En fait, les cabinets d’expertises CHSCT se positionnent auprès des pouvoirs publics et au législateur comme des experts incontournables du dialogue social et du climat social .... en lieu et place des syndicats ??? la question mérite sans doute d’être posée puisque récemment café social invité le responsable de SECAFI à interroger les participants sur la pérennité et les conditions de la pérennité des syndicats.

 

II – Cabinets d’Expertise CHSCT experts du dialogue social – vers un conseil du législateur ? et de l’exécutif : quel est le véritable enjeux ????

·         La Loi Rebsamen en 2015

·         La Loi El Khomri en 2016

 

2.1 –  Loi Rebsamen

a) la loi

·         Loi de sécurisation de l’emploi (LSE) 2014: Extension du droit d’expertise aux projets de compression d’effectif (PSE).

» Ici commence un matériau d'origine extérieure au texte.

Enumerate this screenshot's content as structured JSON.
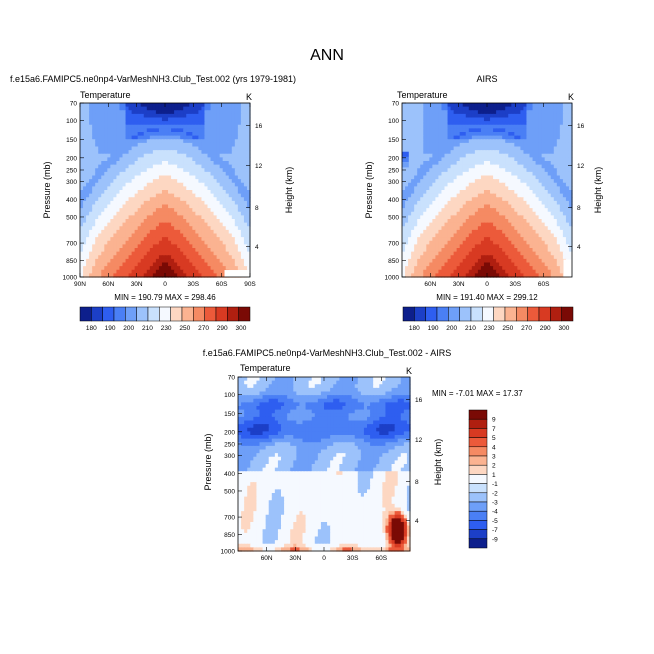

·         Loi Rebsamen 24 avril 2015 relative au dialogue social : extension de la délégation unique du personnel (DUP) aux entreprises de moins de 300 salariés, et pour celles supérieures à ce seuil conserve le CHSCT avec la possibilité d’une fusion à la carte des instances représentatives (CE,DP,CHSCT) par  voie d’accord majoritaire

L’enjeu est celui du maintien des compétences des instances en matière de conditions de travail ; des risques induit par la création d’une entité unique le DUP.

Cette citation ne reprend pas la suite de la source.